Philosophy 290-5
Fall 2013
Number | Title | Instructor | Days/time | Room |
---|---|---|---|---|
290-5 | Graduate Seminar: Assessment Sensitivity | MacFarlane | Tu 4-6 | 234 Moses |
The seminar will focus on the issues discussed in my forthcoming book, Assessment Sensitivity: Relative Truth and Its Applications (PDF). The book attempts to make solid philosophical sense of the fraught idea that truth might be “relative,” an idea with a long philosophical history and few adherents in the analytic tradition. It describes a novel way in which thoughts and linguistic expressions can be contextually sensitive. Familiar context-sensitive words like “here” and “I” are semantically sensitive to features of the context of use. Thus, “here” denotes the location at which the word is being used, “I” denotes the person using it. Similarly, the truth of a tensed sentence like “Obama is president” depends on the time of use. Call this familiar kind of context sensitivity use sensitivity. Assessment sensitivity, by contrast, is semantic sensitivity to features of the context in which a use of the expression is being assessed (in my lingo, a context of assessment). Because a particular use of an expression can be assessed from indefinitely many different contexts, it does not make sense to talk of “the context of assessment” associated with a particular such use. Rather, truth must be relativized to contexts of assessment. Thus, making sense of semantic assessment sensitivity requires making sense of (a certain kind of) “relative truth” – a notion often held to be incoherent.

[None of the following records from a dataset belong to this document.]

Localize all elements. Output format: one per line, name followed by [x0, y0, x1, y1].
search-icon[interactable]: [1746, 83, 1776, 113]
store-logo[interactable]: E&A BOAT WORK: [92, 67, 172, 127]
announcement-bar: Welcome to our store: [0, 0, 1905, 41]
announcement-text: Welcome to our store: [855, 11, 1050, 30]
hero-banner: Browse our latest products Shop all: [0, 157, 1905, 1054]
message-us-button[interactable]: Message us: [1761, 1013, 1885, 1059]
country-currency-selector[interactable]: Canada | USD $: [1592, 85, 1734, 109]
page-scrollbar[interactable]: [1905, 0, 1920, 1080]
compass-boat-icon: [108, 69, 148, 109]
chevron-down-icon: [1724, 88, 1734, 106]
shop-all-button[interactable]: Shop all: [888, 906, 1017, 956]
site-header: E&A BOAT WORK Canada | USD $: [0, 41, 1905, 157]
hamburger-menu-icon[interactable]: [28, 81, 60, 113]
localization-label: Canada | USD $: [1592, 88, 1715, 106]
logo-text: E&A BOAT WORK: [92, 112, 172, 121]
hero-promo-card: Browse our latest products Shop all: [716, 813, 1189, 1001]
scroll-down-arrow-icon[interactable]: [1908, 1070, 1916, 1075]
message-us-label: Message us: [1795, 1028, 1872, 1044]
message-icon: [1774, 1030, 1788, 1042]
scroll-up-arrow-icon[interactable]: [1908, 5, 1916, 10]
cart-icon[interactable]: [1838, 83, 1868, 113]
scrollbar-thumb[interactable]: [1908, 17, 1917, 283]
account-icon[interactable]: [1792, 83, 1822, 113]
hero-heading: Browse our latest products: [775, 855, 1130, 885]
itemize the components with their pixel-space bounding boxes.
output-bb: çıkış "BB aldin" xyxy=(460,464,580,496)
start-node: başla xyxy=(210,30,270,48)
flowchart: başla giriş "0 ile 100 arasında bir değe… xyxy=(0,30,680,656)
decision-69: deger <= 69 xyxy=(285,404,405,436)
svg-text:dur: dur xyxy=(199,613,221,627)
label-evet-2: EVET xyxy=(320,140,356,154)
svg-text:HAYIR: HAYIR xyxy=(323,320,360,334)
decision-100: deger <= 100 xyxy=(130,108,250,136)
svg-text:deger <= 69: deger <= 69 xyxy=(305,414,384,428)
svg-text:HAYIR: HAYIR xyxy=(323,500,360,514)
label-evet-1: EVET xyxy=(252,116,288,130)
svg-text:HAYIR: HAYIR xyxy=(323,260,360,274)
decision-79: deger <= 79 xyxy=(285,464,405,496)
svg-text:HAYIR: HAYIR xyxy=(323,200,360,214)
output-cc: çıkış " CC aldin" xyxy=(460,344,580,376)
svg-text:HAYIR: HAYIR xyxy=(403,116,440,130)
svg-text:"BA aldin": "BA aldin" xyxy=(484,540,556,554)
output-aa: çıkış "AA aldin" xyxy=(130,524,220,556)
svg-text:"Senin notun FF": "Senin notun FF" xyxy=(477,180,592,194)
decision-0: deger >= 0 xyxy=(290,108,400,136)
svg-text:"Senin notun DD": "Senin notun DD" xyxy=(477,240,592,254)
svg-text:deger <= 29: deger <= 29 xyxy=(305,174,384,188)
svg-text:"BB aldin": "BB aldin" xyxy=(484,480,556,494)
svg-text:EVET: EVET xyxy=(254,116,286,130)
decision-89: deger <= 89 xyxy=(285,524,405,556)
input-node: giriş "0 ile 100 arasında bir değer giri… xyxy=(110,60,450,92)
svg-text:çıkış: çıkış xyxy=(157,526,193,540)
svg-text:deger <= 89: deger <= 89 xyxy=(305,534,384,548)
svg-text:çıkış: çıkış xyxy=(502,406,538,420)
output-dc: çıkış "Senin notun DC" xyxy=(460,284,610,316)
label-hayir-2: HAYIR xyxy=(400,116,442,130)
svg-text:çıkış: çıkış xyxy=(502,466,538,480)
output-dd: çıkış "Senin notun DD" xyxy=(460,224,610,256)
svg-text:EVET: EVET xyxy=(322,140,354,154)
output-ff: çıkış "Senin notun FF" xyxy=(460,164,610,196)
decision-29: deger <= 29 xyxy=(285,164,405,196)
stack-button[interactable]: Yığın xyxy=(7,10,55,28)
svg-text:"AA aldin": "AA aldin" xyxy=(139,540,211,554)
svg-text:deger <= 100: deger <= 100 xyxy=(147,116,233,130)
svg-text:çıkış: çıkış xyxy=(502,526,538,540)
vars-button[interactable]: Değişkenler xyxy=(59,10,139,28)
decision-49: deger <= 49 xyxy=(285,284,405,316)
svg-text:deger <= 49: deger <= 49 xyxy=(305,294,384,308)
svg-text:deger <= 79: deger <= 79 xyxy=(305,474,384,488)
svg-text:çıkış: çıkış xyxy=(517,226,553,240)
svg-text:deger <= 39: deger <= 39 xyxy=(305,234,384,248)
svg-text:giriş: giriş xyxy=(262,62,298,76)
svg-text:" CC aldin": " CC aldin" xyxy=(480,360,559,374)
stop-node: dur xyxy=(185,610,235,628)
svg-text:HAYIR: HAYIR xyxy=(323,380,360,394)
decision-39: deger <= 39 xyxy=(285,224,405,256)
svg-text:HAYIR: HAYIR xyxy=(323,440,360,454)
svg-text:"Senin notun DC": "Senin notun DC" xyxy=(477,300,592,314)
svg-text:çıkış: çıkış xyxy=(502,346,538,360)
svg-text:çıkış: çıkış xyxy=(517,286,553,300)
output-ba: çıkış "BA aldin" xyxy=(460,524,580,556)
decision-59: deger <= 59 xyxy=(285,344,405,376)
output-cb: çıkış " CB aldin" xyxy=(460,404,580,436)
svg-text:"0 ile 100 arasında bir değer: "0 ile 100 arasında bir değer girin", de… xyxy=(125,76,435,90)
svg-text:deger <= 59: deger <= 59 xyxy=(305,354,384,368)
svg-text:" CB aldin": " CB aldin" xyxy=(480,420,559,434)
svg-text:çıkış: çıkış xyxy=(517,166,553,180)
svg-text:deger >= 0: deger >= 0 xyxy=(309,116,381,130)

Part of the work, then, is devoted to explaining how we can make room for assessment sensitivity within existing formal semantic frameworks, and to making an empirical case for the assessment sensitivity of several kinds of discourse that have been puzzled philosophers and linguists, including future contingents, predicates of personal taste, knowledge ascriptions, epistemic modals, deontic claims, and indicative conditionals. And part of the work is devoted to the more philosophical task of fending off principled worries about the kind of “relative truth” that the proposals countenance, and giving us a solid grip on what it means to say that an expression is assessment-sensitive.
The aim is to read and discuss the whole book, which will be the main text for the seminar. Supplementary readings will be suggested for each chapter.